Stupid Puppet Trick: Poor Man’s Undo

If I apply a set of classes to a puppet client, I may need to roll back those classes’ changes later. Granted, I could just edit out those classes, reformat the system, and rebuild it from scratch, but there may be times when I want to undo my changes in a more granular fashion. So here’s my latest revelation (which is undoubtedly documented elsewhere already, but I didn’t find anything sufficiently simple last time I looked).

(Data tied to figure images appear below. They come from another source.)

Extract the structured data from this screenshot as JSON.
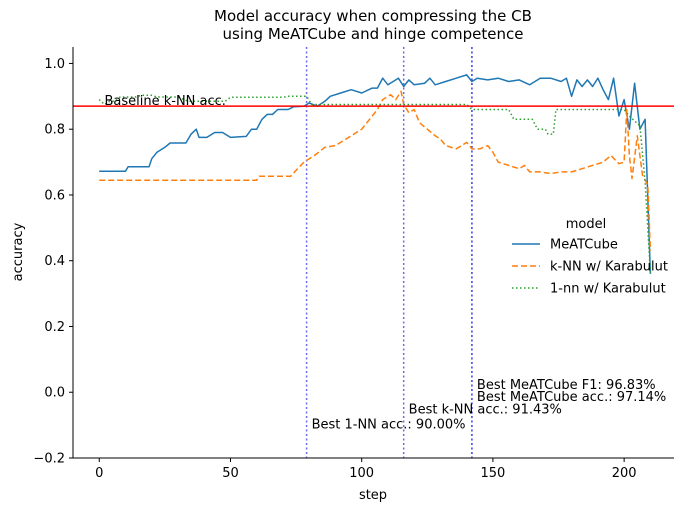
{
  "chart_data": {
    "type": "line",
    "title": [
      "Model accuracy when compressing the CB",
      "using MeATCube and hinge competence"
    ],
    "xlabel": "step",
    "ylabel": "accuracy",
    "xlim": [
      -10,
      219
    ],
    "ylim": [
      -0.2,
      1.05
    ],
    "xticks": [
      0,
      50,
      100,
      150,
      200
    ],
    "xtick_labels": [
      "0",
      "50",
      "100",
      "150",
      "200"
    ],
    "yticks": [
      -0.2,
      0.0,
      0.2,
      0.4,
      0.6,
      0.8,
      1.0
    ],
    "ytick_labels": [
      "−0.2",
      "0.0",
      "0.2",
      "0.4",
      "0.6",
      "0.8",
      "1.0"
    ],
    "grid": false,
    "legend": {
      "title": "model",
      "placement": "center-right",
      "entries": [
        "MeATCube",
        "k-NN w/ Karabulut",
        "1-nn w/ Karabulut"
      ]
    },
    "series": [
      {
        "name": "MeATCube",
        "color": "#1f77b4",
        "style": "solid",
        "points": [
          [
            0,
            0.672
          ],
          [
            10,
            0.672
          ],
          [
            11,
            0.686
          ],
          [
            19,
            0.686
          ],
          [
            20,
            0.71
          ],
          [
            22,
            0.73
          ],
          [
            25,
            0.745
          ],
          [
            27,
            0.758
          ],
          [
            33,
            0.758
          ],
          [
            35,
            0.785
          ],
          [
            37,
            0.8
          ],
          [
            38,
            0.775
          ],
          [
            41,
            0.775
          ],
          [
            44,
            0.79
          ],
          [
            47,
            0.79
          ],
          [
            50,
            0.775
          ],
          [
            56,
            0.778
          ],
          [
            58,
            0.8
          ],
          [
            60,
            0.8
          ],
          [
            61,
            0.815
          ],
          [
            62,
            0.83
          ],
          [
            64,
            0.845
          ],
          [
            66,
            0.845
          ],
          [
            68,
            0.86
          ],
          [
            72,
            0.86
          ],
          [
            74,
            0.868
          ],
          [
            78,
            0.87
          ],
          [
            80,
            0.88
          ],
          [
            83,
            0.87
          ],
          [
            86,
            0.885
          ],
          [
            88,
            0.9
          ],
          [
            92,
            0.91
          ],
          [
            96,
            0.92
          ],
          [
            100,
            0.91
          ],
          [
            104,
            0.925
          ],
          [
            106,
            0.925
          ],
          [
            108,
            0.955
          ],
          [
            110,
            0.935
          ],
          [
            114,
            0.955
          ],
          [
            116,
            0.93
          ],
          [
            118,
            0.95
          ],
          [
            120,
            0.935
          ],
          [
            124,
            0.94
          ],
          [
            126,
            0.955
          ],
          [
            128,
            0.935
          ],
          [
            132,
            0.945
          ],
          [
            136,
            0.955
          ],
          [
            140,
            0.965
          ],
          [
            142,
            0.945
          ],
          [
            144,
            0.955
          ],
          [
            148,
            0.95
          ],
          [
            152,
            0.955
          ],
          [
            156,
            0.945
          ],
          [
            160,
            0.95
          ],
          [
            164,
            0.935
          ],
          [
            168,
            0.955
          ],
          [
            172,
            0.955
          ],
          [
            176,
            0.945
          ],
          [
            178,
            0.955
          ],
          [
            180,
            0.9
          ],
          [
            182,
            0.95
          ],
          [
            184,
            0.93
          ],
          [
            186,
            0.95
          ],
          [
            188,
            0.93
          ],
          [
            190,
            0.955
          ],
          [
            192,
            0.92
          ],
          [
            194,
            0.89
          ],
          [
            196,
            0.955
          ],
          [
            198,
            0.84
          ],
          [
            200,
            0.89
          ],
          [
            202,
            0.8
          ],
          [
            204,
            0.94
          ],
          [
            206,
            0.8
          ],
          [
            208,
            0.83
          ],
          [
            210,
            0.36
          ]
        ]
      },
      {
        "name": "k-NN w/ Karabulut",
        "color": "#ff7f0e",
        "style": "dashed",
        "points": [
          [
            0,
            0.645
          ],
          [
            60,
            0.645
          ],
          [
            61,
            0.657
          ],
          [
            73,
            0.657
          ],
          [
            75,
            0.675
          ],
          [
            78,
            0.7
          ],
          [
            82,
            0.72
          ],
          [
            86,
            0.745
          ],
          [
            90,
            0.75
          ],
          [
            93,
            0.765
          ],
          [
            96,
            0.78
          ],
          [
            100,
            0.8
          ],
          [
            103,
            0.83
          ],
          [
            106,
            0.86
          ],
          [
            108,
            0.89
          ],
          [
            111,
            0.905
          ],
          [
            113,
            0.89
          ],
          [
            115,
            0.915
          ],
          [
            116,
            0.875
          ],
          [
            118,
            0.85
          ],
          [
            120,
            0.86
          ],
          [
            122,
            0.82
          ],
          [
            125,
            0.8
          ],
          [
            128,
            0.78
          ],
          [
            130,
            0.77
          ],
          [
            132,
            0.75
          ],
          [
            136,
            0.74
          ],
          [
            140,
            0.76
          ],
          [
            142,
            0.74
          ],
          [
            145,
            0.74
          ],
          [
            148,
            0.75
          ],
          [
            150,
            0.73
          ],
          [
            152,
            0.7
          ],
          [
            156,
            0.69
          ],
          [
            160,
            0.68
          ],
          [
            162,
            0.69
          ],
          [
            164,
            0.67
          ],
          [
            168,
            0.67
          ],
          [
            172,
            0.665
          ],
          [
            176,
            0.67
          ],
          [
            180,
            0.67
          ],
          [
            184,
            0.68
          ],
          [
            188,
            0.69
          ],
          [
            192,
            0.7
          ],
          [
            195,
            0.72
          ],
          [
            198,
            0.695
          ],
          [
            200,
            0.7
          ],
          [
            201,
            0.86
          ],
          [
            202,
            0.72
          ],
          [
            203,
            0.65
          ],
          [
            205,
            0.78
          ],
          [
            207,
            0.66
          ],
          [
            209,
            0.63
          ],
          [
            210,
            0.43
          ]
        ]
      },
      {
        "name": "1-nn w/ Karabulut",
        "color": "#2ca02c",
        "style": "dotted",
        "points": [
          [
            0,
            0.89
          ],
          [
            2,
            0.875
          ],
          [
            4,
            0.885
          ],
          [
            6,
            0.885
          ],
          [
            8,
            0.898
          ],
          [
            14,
            0.898
          ],
          [
            16,
            0.903
          ],
          [
            20,
            0.903
          ],
          [
            22,
            0.898
          ],
          [
            30,
            0.898
          ],
          [
            34,
            0.885
          ],
          [
            48,
            0.885
          ],
          [
            50,
            0.897
          ],
          [
            70,
            0.897
          ],
          [
            72,
            0.9
          ],
          [
            79,
            0.9
          ],
          [
            81,
            0.875
          ],
          [
            140,
            0.875
          ],
          [
            142,
            0.86
          ],
          [
            156,
            0.86
          ],
          [
            158,
            0.83
          ],
          [
            165,
            0.83
          ],
          [
            167,
            0.8
          ],
          [
            170,
            0.8
          ],
          [
            171,
            0.785
          ],
          [
            173,
            0.785
          ],
          [
            174,
            0.86
          ],
          [
            200,
            0.86
          ],
          [
            202,
            0.84
          ],
          [
            206,
            0.81
          ],
          [
            208,
            0.64
          ],
          [
            210,
            0.36
          ]
        ]
      }
    ],
    "hlines": [
      {
        "y": 0.87,
        "color": "#ff0000",
        "label": "Baseline k-NN acc."
      }
    ],
    "vlines": [
      {
        "x": 79,
        "color": "#6b6bf0",
        "style": "dotted",
        "labels": [
          "Best 1-NN acc.: 90.00%"
        ],
        "label_y": [
          -0.11
        ]
      },
      {
        "x": 116,
        "color": "#6b6bf0",
        "style": "dotted",
        "labels": [
          "Best k-NN acc.: 91.43%"
        ],
        "label_y": [
          -0.065
        ]
      },
      {
        "x": 142,
        "color": "#3a3ae0",
        "style": "dotted",
        "labels": [
          "Best MeATCube F1: 96.83%",
          "Best MeATCube acc.: 97.14%"
        ],
        "label_y": [
          0.01,
          -0.026
        ]
      }
    ]
  }
}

Along the lines of Puppet Best Practice 2.0, I’m trying to compartmentalize all my building blocks into separate modules, even the really simple ones that just install a package or two. So here’s the contents of a trivial hello module for Debian:

# /etc/puppet/modules/hello/manifests/init.pp
class hello {
  package { "hello":
    ensure => latest;

Nothing complicated here: install this package via the default package provider. Add an include hello to my node’s manifest, and the hello package gets installed.

Now for the “undo” class:

# /etc/puppet/modules/hello/manifests/disabled.pp
class hello::disabled inherits hello {
  Package["hello"] {
    ensure => purged

And this is neat. Properly written, the disabling class can undo all the changes made by the parent class. Modify my node’s manifest from include hello to include hello::disabled and I can switch that class on and off like, well, a switch.